Overlooked, they suggested, are the "cascade effects of climate change" on longer-lived chemicals such as POPs. "In our opinion," the authors said, "it is important that IPCC reserves a paragraph for such effects."

Exposure to organochlorine pesticides -- apart from any additional possible risks from climate change -- has already been linked to a number of human health problems, including birth defects, cancer and diabetes. New research continues to add concerns.

A study published on Monday found evidence that children exposed in the womb to two organochlorine pesticides, hexachlorobenzene and PCBs, were more likely to develop asthma.

On Tuesday, a separate new study hinted at a health risk that could be tied to the hormone-disrupting potential of the chemicals. Legacy organochlorines pesticides mirex and beta-hexachlorocyclohexane were more commonly found in the blood of study participants with endometriosis than those without the condition. Other organochlorines tested showed no association.

Endometriosis, which affects up to 10 percent of reproductive-aged women, is known to be linked to estrogen levels; and organochlorines have estrogenic properties.

"Our findings highlight the persistence of legacy pesticides," said lead author Kristen Upson, who was a pre-doctoral research fellow in epidemiology at the University of Washington when the study was conducted. "Past use may affect current generations of reproductive-age women."

It's no coincidence that organochlorine pesticides persist. They were designed to last, which is in large part what makes them so effective as pesticides. And even as they eventually degrade into lower and lower concentrations, more emerging science suggests they could still pose serious health risks, especially to vulnerable individuals like a developing fetus or young child.

"The traditional way for thinking about chemicals followed the model that increasing exposure increased harm," added Upson, now a postdoctoral fellow at the National Institute of Environmental Health Sciences. "We now understand with endocrine disruptors that chemicals can have different effects at different levels."

Organochlorines' effects may even extend beyond their presence in the environment, according to another study published in October. Researchers found that DDT may have played a role in high rates of obesity among rats three generations after exposure.

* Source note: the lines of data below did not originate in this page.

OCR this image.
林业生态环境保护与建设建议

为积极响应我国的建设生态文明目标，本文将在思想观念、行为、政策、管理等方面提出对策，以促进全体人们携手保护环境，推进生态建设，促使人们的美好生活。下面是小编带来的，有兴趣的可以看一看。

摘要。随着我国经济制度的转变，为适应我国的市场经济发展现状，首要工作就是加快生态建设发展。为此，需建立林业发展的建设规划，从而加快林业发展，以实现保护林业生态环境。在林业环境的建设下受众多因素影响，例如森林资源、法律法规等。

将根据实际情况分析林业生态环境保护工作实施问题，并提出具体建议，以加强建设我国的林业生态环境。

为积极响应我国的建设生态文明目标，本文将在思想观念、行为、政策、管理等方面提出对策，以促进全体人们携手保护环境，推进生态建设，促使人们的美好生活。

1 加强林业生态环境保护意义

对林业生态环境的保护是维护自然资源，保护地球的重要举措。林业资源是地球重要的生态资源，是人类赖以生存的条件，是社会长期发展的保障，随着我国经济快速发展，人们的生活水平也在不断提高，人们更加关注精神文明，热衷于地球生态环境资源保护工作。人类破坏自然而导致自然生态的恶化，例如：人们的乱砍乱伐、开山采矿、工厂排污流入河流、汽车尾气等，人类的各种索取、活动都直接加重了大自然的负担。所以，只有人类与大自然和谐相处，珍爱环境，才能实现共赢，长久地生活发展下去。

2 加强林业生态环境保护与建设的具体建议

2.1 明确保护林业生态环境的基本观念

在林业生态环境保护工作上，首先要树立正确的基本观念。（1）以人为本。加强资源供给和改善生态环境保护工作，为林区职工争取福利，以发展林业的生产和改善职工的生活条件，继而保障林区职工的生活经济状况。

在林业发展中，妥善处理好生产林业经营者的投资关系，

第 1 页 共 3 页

If the world were to stop emitting greenhouse gases today, the IPCC draft report notes, the planet is still locked into at least some warming that brings with it wide-ranging effects. The World Meteorological Organization announced this week that greenhouse gas emissions reached new records in 2012.

At least some exposure to organochlorine pesticides is also more or less unavoidable.

"Climate change is going to mobilize these POPs, so they are more likely to be encountered in our lives," said Michele La Merrill, an environmental toxicologist at the University of California Davis.

"Since many of these chemicals are stored in animal fat," she added, "regardless of whether or not you're talking about climate change, one of the best things to do is to eat lower on the food chain."